Des bleus se sont formés autour de mon ombilic où je m’entraîne aux fléchettes. Je n’en peux plus de martyriser mon corps.

L’attelle, que je ne retire que pour me doucher me comprime ma jambe. Celle-ci a une couleur plus sombre que l’autre (problème de circulation ?), je la sens comme un gros bout de bâton mort, j’ai un début de douleur au talon. Mon genou gauche est laid, il est déformé, rouge, balafré. Mais il ne me cause pas de douleur pour le moment.

Mon bolide

Au fait, parlons-en de la toilette ! Il n’est pas facile de se laver debout sur une jambe tout en protégeant le pansement de l’autre de l’humidité.

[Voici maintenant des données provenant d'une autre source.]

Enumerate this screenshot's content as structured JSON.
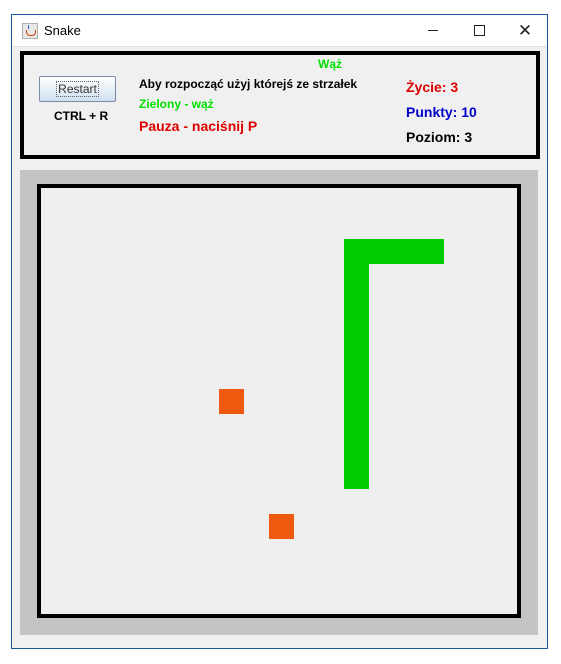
{
  "window": {
    "title": "Snake",
    "minimize_glyph": "",
    "maximize_glyph": "",
    "close_glyph": "✕"
  },
  "controls": {
    "restart_label": "Restart",
    "restart_shortcut": "CTRL + R"
  },
  "info": {
    "game_title": "Wąż",
    "instructions": "Aby rozpocząć użyj którejś ze strzałek",
    "legend": "Zielony - wąż",
    "pause_hint": "Pauza -  naciśnij P"
  },
  "stats": {
    "lives_text": "Życie: 3",
    "points_text": "Punkty: 10",
    "level_text": "Poziom: 3",
    "lives": 3,
    "points": 10,
    "level": 3
  },
  "colors": {
    "snake": "#00cc00",
    "food": "#f05a10",
    "board_bg": "#efefef",
    "frame": "#c4c4c4"
  },
  "game": {
    "grid_cols": 19,
    "grid_rows": 17,
    "snake_cells": [
      [
        12,
        2
      ],
      [
        13,
        2
      ],
      [
        14,
        2
      ],
      [
        15,
        2
      ],
      [
        12,
        3
      ],
      [
        12,
        4
      ],
      [
        12,
        5
      ],
      [
        12,
        6
      ],
      [
        12,
        7
      ],
      [
        12,
        8
      ],
      [
        12,
        9
      ],
      [
        12,
        10
      ],
      [
        12,
        11
      ]
    ],
    "food_cells": [
      [
        7,
        8
      ],
      [
        9,
        13
      ]
    ]
  }
}
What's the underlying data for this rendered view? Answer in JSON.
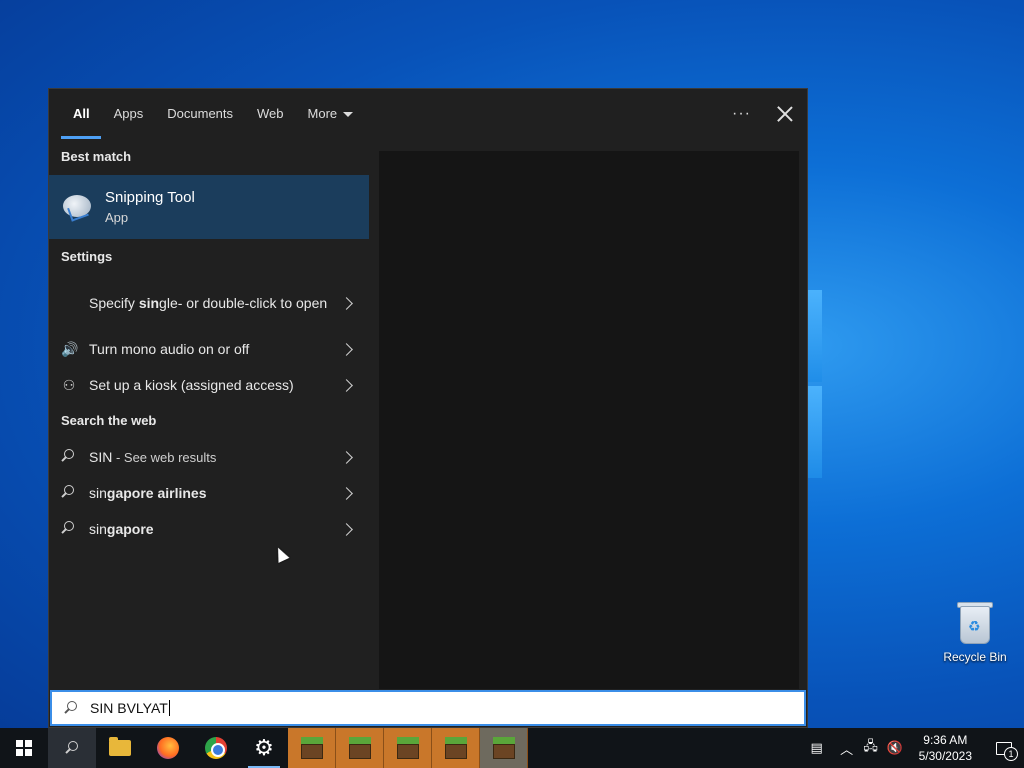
{
  "tabs": [
    {
      "label": "All"
    },
    {
      "label": "Apps"
    },
    {
      "label": "Documents"
    },
    {
      "label": "Web"
    },
    {
      "label": "More"
    }
  ],
  "sections": {
    "best_match": "Best match",
    "settings": "Settings",
    "search_web": "Search the web"
  },
  "best_match": {
    "title": "Snipping Tool",
    "subtitle": "App"
  },
  "settings_items": [
    {
      "pre": "Specify ",
      "bold": "sin",
      "post": "gle- or double-click to open",
      "icon": "none"
    },
    {
      "label": "Turn mono audio on or off",
      "icon": "speaker-icon"
    },
    {
      "label": "Set up a kiosk (assigned access)",
      "icon": "person-icon"
    }
  ],
  "web_items": [
    {
      "main": "SIN",
      "sub": " - See web results"
    },
    {
      "pre": "sin",
      "bold": "gapore airlines"
    },
    {
      "pre": "sin",
      "bold": "gapore"
    }
  ],
  "search": {
    "value": "SIN BVLYAT"
  },
  "desktop": {
    "recycle_bin": "Recycle Bin"
  },
  "clock": {
    "time": "9:36 AM",
    "date": "5/30/2023"
  },
  "notifications": {
    "count": "1"
  },
  "colors": {
    "accent": "#4ea0f5",
    "selected": "#1b3d5c",
    "panel": "#202020"
  }
}
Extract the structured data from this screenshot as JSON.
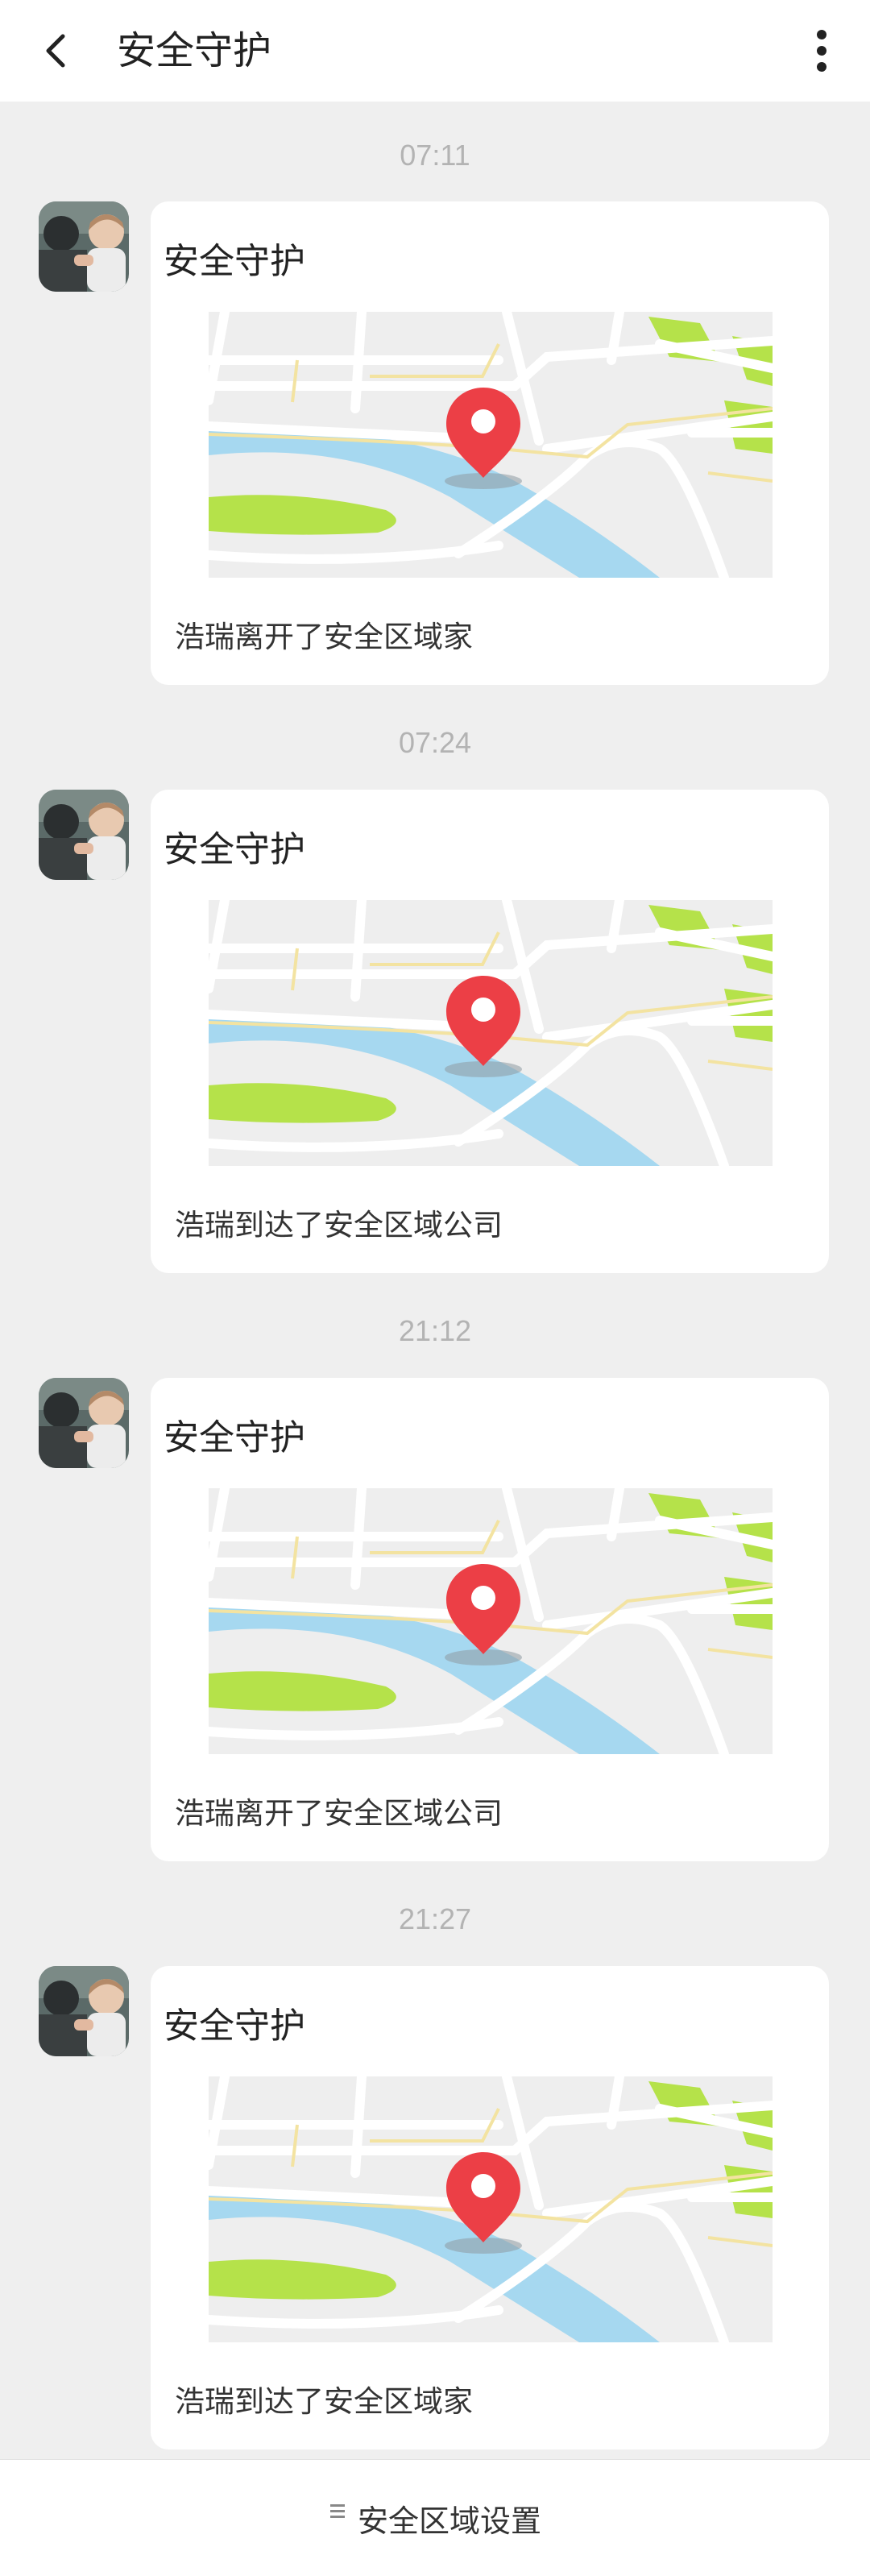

Pour ne pas tomber, je m’adosse au mur et je fais ce que je peux. Le ruissellement de l’eau chaude sur mon corps meurtri (là, je sens que j’exagère, mais j’aime bien les envolées dramatiques) me décontracte.

Mais pour autant, le sommeil ne sera pas de la partie une fois de plus.
En résumé : malgré une très mauvaise fracture comminutive* de l’extrémité inférieure du fémur, une plaque,  des vis verrouillées et non-verrouillées, 20 agrafes sur 35cm dans ma peau ( encore une cicatrice de guerre), la cuisse en miette mais le moral est d’acier.
Les perspectives de récupération totales ne sont pas très bonnes mais j’ai confiance.

J’ai consulté un kinésithérapeute cette semaine qui m’a montré des exercices à pratiquer. Il m’a conseillé également l’électrostimulation. Je vais commander un appareil de suite.
Je suis prête à me battre.
Je me bats.
C’est parti!

*comminutive=pluri-fragmentaire, en mille morceaux quoi!